Bluebird has a promisifyAll function that "Promisifies the entire object by going through the object's properties and creating an async equivalent of each function on the object and its prototype chain."

It creates functions with a suffix Async.

Is it possible to replace the old functions entirely? The replaced functions work just like the original functions with the addition that they also return a Promise, so I thought it should be safe to just replace the old functions entirely.

var object = {};
object.fn = function(arg, cb) { cb(null,1) };
Bluebird.promisifyAll(object);

object.fn      // do not want 
object.fnAsync // => should replace `object.fn`

There's an option to specify a custom suffix option but unfortunately it doesn't work for empty string

Bluebird.promisifyAll(object, {suffix: ''});

RangeError: suffix must be a valid identifier
like image 333
laggingreflex Avatar asked Jun 02 '15 16:06

laggingreflex


1 Answers

The problem is that if it walks the prototype and places *Async functions - you would need brand new copies of every object in the prototype chain which will likely fail since libraries return their own objects.

That is - if you're using Mongoose and you're getting a collection object - the library would not know to return the promisified version - you'd have your own copy of a promisified version but the library won't play nice with it.
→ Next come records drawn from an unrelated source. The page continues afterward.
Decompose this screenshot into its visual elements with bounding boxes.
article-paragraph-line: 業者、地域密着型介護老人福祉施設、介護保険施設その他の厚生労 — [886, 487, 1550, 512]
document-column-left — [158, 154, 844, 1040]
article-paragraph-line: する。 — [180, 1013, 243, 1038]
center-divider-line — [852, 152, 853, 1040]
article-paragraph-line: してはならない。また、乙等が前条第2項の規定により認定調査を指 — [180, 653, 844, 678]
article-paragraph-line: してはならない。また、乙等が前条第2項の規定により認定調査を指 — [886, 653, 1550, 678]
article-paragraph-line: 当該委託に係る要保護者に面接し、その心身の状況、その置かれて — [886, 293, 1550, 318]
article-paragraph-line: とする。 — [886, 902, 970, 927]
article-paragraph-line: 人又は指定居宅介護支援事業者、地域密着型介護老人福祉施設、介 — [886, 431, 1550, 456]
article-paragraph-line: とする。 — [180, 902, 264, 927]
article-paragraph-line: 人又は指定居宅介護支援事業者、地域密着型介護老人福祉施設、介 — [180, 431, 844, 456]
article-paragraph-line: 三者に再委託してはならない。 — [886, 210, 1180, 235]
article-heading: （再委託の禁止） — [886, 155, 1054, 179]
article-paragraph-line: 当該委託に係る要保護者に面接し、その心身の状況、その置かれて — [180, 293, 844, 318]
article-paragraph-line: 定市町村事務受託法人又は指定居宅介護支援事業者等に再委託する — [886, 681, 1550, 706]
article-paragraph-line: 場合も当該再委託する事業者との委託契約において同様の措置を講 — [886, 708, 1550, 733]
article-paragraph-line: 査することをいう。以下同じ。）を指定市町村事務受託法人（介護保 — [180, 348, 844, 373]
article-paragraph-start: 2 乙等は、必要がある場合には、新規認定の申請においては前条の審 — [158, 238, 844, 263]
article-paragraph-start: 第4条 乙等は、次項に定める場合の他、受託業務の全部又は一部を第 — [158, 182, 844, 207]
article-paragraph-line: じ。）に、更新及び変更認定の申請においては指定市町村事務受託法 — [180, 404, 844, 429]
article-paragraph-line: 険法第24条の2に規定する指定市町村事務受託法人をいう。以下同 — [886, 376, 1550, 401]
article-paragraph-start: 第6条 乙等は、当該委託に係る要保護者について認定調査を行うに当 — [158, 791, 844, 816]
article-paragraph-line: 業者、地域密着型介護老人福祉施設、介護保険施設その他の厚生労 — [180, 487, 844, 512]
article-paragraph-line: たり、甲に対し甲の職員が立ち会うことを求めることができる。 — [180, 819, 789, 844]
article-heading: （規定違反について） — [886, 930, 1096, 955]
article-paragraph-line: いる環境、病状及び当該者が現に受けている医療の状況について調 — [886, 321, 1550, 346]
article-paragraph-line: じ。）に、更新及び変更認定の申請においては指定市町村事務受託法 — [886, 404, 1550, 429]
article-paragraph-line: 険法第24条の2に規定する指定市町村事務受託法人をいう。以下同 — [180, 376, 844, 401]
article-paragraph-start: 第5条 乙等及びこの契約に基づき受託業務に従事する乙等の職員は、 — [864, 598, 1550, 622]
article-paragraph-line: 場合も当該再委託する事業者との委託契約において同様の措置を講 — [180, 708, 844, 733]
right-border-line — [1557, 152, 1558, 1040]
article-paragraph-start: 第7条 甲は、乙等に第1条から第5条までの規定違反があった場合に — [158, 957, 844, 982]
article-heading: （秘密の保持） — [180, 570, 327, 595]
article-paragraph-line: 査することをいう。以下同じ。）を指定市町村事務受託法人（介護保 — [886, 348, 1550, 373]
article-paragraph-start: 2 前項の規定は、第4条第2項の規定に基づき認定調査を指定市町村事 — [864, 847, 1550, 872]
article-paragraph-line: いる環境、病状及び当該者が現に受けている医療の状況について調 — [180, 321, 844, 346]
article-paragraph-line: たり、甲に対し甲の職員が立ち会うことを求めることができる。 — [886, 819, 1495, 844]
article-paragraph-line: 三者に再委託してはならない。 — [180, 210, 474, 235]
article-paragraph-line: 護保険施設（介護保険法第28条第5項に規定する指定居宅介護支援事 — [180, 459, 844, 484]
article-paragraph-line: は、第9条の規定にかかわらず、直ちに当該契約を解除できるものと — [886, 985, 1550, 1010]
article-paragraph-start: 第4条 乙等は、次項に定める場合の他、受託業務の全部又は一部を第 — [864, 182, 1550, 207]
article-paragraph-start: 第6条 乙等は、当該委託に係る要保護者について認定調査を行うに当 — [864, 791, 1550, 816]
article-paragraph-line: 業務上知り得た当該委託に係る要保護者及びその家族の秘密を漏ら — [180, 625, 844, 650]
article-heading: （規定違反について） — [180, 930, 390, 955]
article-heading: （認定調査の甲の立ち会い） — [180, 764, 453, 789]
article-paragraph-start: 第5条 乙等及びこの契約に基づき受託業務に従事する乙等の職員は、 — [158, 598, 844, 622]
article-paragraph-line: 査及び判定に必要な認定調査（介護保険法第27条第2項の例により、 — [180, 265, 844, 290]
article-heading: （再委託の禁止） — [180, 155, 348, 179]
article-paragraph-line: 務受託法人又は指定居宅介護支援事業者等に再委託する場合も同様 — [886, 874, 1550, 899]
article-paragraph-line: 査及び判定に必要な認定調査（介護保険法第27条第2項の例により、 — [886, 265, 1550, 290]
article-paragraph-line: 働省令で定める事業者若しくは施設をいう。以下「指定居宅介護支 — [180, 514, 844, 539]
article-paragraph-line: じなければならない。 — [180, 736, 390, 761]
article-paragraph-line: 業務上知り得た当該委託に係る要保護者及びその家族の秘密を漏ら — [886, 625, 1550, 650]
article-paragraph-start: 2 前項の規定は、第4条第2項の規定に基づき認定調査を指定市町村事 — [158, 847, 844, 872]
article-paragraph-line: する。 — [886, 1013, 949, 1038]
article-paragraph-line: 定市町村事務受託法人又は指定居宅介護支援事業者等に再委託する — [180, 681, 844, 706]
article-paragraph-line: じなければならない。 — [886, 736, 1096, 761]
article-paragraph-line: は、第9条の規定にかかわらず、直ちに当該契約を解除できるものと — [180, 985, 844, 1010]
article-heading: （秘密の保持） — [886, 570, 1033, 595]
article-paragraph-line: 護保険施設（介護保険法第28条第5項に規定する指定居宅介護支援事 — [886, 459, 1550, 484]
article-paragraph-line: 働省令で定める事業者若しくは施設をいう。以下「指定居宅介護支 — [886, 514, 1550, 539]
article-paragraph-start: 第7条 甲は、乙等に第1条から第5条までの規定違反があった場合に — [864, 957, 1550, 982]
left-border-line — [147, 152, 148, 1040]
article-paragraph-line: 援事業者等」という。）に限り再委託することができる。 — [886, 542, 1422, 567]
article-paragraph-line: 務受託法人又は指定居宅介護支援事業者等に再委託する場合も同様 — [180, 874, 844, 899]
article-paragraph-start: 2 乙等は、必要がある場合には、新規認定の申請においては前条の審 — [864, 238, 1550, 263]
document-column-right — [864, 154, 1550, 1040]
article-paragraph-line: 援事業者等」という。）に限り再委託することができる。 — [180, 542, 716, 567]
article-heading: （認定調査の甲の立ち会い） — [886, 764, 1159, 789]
In addition, the library calls its own functions too and changing their signature would break a lot of internal code.

Of course, if you need this just one level deep and you don't care about the prototype and you're not concerned about internal calls - you can easily accomplish it:

Object.getOwnPropertyNames(object).forEach(function(key){
    object[key] = Promise.promisify(object[key]);
});

It's important to understand that this is not the usual case though. There are other apporoaches (like making the function return a promise if you omit the callback) but in general they're not very reliable.